Despite scant evidence of voter fraud, the group is laser-focused on weeding it out. It has pushed for voter-ID laws, voter roll purges and other controversial voting-related measures in a host of states. (Here is our guide to the voter ID controversy, where we note that evidence on both sides of the issue is lacking.)
True the Vote also has promised to deliver 1 million volunteer poll watchers on Election Day, though its resources appear to be quite modest.

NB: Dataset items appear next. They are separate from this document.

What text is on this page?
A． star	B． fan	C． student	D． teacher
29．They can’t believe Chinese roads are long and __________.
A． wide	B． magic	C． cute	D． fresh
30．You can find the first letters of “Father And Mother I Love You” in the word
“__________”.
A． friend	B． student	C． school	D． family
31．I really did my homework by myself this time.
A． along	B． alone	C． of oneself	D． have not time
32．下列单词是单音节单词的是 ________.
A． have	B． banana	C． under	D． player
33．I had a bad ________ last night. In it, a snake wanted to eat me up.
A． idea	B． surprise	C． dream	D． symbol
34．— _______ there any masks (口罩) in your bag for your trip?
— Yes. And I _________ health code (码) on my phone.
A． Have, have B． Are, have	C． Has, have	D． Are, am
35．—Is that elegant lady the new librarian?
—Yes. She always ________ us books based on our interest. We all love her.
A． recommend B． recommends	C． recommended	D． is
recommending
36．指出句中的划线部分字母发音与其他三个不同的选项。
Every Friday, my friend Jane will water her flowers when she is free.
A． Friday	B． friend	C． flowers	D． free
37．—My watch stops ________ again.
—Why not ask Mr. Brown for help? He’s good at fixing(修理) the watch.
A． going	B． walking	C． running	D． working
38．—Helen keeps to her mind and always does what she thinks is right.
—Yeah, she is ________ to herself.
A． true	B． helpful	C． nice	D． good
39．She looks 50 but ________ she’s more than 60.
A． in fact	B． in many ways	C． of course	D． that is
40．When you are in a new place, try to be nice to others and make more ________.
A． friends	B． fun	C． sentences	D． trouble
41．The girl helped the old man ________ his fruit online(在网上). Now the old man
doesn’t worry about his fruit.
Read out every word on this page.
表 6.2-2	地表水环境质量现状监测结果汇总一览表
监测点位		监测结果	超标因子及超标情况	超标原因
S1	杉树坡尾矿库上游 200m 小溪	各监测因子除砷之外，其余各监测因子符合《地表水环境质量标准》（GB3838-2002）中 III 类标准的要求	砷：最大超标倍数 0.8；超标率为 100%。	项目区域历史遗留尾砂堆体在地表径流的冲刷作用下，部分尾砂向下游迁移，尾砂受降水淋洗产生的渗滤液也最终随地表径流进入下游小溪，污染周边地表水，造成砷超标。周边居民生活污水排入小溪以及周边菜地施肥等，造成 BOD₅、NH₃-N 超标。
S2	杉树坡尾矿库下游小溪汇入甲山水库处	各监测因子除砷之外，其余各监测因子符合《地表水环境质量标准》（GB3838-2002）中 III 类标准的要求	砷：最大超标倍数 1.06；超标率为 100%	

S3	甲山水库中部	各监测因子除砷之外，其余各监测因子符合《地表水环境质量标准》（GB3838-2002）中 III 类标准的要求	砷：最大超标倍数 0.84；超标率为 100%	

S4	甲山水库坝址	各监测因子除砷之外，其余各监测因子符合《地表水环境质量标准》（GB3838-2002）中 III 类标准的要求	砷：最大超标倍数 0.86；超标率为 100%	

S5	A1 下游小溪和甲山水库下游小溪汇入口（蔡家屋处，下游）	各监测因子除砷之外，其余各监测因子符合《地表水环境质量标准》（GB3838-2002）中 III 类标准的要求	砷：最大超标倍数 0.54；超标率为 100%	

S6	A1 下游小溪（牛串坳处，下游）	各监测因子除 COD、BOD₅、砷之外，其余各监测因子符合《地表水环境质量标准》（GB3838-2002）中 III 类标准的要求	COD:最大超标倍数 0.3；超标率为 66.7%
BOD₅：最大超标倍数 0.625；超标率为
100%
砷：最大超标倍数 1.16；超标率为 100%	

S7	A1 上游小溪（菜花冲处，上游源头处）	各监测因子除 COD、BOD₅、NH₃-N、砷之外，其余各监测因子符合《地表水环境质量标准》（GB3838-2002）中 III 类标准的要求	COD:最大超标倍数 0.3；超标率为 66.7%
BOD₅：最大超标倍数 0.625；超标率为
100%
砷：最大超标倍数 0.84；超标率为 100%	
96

Given its annual summits featuring conservative speakers and its hand in spurring voter integrity projects around the country, we thought we’d take a closer look at this activist group.
The basics
True the Vote is a grassroots initiative spun out of a Houston, Texas-based Tea Party organization called King Street Patriots. Its focus is on training volunteers to serve as poll watchers on Election Day and inspecting voter registration rolls for hints of inconsistency to flag to elections officials.
The group believes that citizen vigilance is necessary to protect elections from corruption and fraud.
Its leader, Catherine Engelbrecht, a former poll worker and suburban Texas mom, has repeatedly emphasized the group’s nonpartisanship. “This has absolutely nothing to do with race or creed or color or party or politics, it’s about principle,” Engelbrecht said earlier this year in an interview to NRA News, a channel of the National Rifle Association.
But many of the group’s tactics have come under fire for intimidating would-be voters and raising the specter of voter suppression. True the Vote has been backed mainly by Republican lawmakers and opposed by voting advocates that warn of minority disenfranchisement.
True the Vote did not respond to ProPublica’s request for comment about these allegations.